He hablado en varias ocasiones de los errores que se cometen en la escuela; he planteado la posibilidad de adelantar una investigación juiciosa al respecto y cuyo objetivo sea precisar los yerros que se han cometido en ella y tienen como responsables a maestros y directivos. Bastante se ha escrito acerca de los desaciertos de los estudiantes, de sus pilatunas, de sus imprudencias, de sus ingenuas y "estúpidas respuestas" y, en general, de sus transgresiones a los manuales y reglamentos.
Pues bien, me parece interesante hacer un recorrido juicioso por la historia de la escuela y compendiar el anecdotario de hechos y desaciertos de la otra parte, de la que lidera la acción pedagógica y que regularmente es invulnerable al error o a la equivocación. Con seguridad nos encontraríamos con una interesante lista de aspectos tales como gazapos temáticos, promesas incumplidas, sanciones desproporcionadas, trampas en la evaluación, sanciones injustas, premios no entregados; estos por no mencionar otros que atentan contra la moral, la ética y la idoneidad, que si bien se han presentado en el escenario de la escuela, son de responsabilidad personal y comprometen solo a quien los ha protagonizado y no a la institución escolar. Por supuesto, no dejo de lamentar que ello suceda.
En fin, quiero expresar que quienes lideran la acción pedagógica en la escuela tienen, así como sus estudiantes, una carga importante de responsabilidad en los desaciertos que rondan la cotidianidad escolar, hecho que debe reconocerse, evaluarse y enmendarse.
Solo con propósitos ilustrativos refiero esta anécdota real para que veamos la proporción que pueden alcanzar los yerros a los cuales me refiero en esta ocasión, y que muchas veces, si no en todas, por ser responsabilidad de directivos o de docentes no se les otorga la debida importancia. En uno de los colegios privados de la ciudad, se prometió un portátil al mejor bachiller, dicho premio fue anunciado públicamente por el rector desde comienzos del año lectivo en reuniones de padres de familia y de estudiantes. Esa motivación se mantuvo durante todo el año y era recordada permanentemente por profesores y directivos ante la comunidad. Efectivamente, al finalizar el año y después del cierre de las evaluaciones académicas y de los comités encargados de otorgar los premios, se concluyó que el joven Manuel Steven (nombre ficticio) era el ganador de dicho galardón, dados sus excelentes logros. En la ceremonia de proclamación de bachilleres este joven recibió, simbólicamente, de manos del arzobispo de la época, la credencial de garantía del referido premio, pero sucedió lo impensado, transcurridos varios años aún no se ha hecho efectivo el mismo; excusas van, excusas vienen, y lo último manifestado por el presbítero rector del colegio fue sostener que dicho premio había sido ofrecido por un benefactor que nunca cumplió y, por lo mismo, se salía de sus manos y de la responsabilidad de la institución. Surgen de esta situación varias reflexiones:
¿Qué mensaje queda en los jóvenes cuando son víctimas de engaño por parte de los adultos y precisamente de sus maestros?

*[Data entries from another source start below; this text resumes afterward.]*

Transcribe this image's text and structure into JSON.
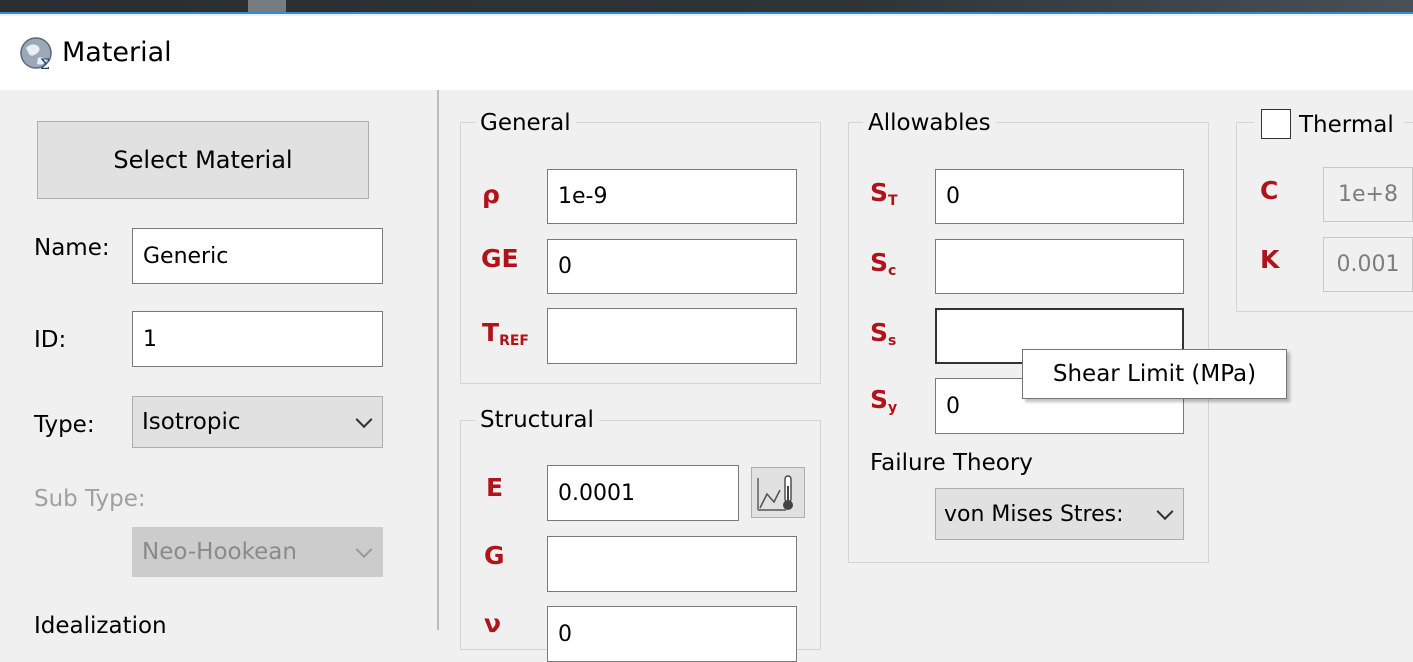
{
  "window": {
    "title": "Material"
  },
  "left": {
    "select_material": "Select Material",
    "name_label": "Name:",
    "name_value": "Generic",
    "id_label": "ID:",
    "id_value": "1",
    "type_label": "Type:",
    "type_value": "Isotropic",
    "subtype_label": "Sub Type:",
    "subtype_value": "Neo-Hookean",
    "cut_label": "Idealization"
  },
  "general": {
    "legend": "General",
    "rho_symbol": "ρ",
    "rho_value": "1e-9",
    "ge_symbol": "GE",
    "ge_value": "0",
    "tref_symbol": "T",
    "tref_sub": "REF",
    "tref_value": ""
  },
  "structural": {
    "legend": "Structural",
    "e_symbol": "E",
    "e_value": "0.0001",
    "g_symbol": "G",
    "g_value": "",
    "nu_symbol": "ν",
    "nu_value": "0"
  },
  "allowables": {
    "legend": "Allowables",
    "st_symbol": "S",
    "st_sub": "T",
    "st_value": "0",
    "sc_symbol": "S",
    "sc_sub": "c",
    "sc_value": "",
    "ss_symbol": "S",
    "ss_sub": "s",
    "ss_value": "",
    "sy_symbol": "S",
    "sy_sub": "y",
    "sy_value": "0",
    "failure_label": "Failure Theory",
    "failure_value": "von Mises Stres:"
  },
  "tooltip": {
    "text": "Shear Limit (MPa)"
  },
  "thermal": {
    "label": "Thermal",
    "checked": false,
    "c_symbol": "C",
    "c_value": "1e+8",
    "k_symbol": "K",
    "k_value": "0.001"
  },
  "colors": {
    "symbol": "#b0141b",
    "accent": "#2b8fd6"
  }
}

¿Estarán los jóvenes en condiciones de hacer el debido discernimiento entre las lecciones del aula y estas prácticas de la realidad del comportamiento humano?
¿Cómo se vulnera la confianza y la credibilidad cuando los actos de los adultos comprometen los legítimos intereses de los jóvenes?
Dejo ahí esta reflexión que solo busca que todos los actores de la escuela valoremos nuestro comportamiento, que observemos con delicadeza y sumo respeto la idoneidad en nuestros actos y la misma coherencia e identidad que procuramos en nuestras lecciones, firmen fielmente nuestros actos, máxime cuando en ellos están comprometidos nuestros estudiantes.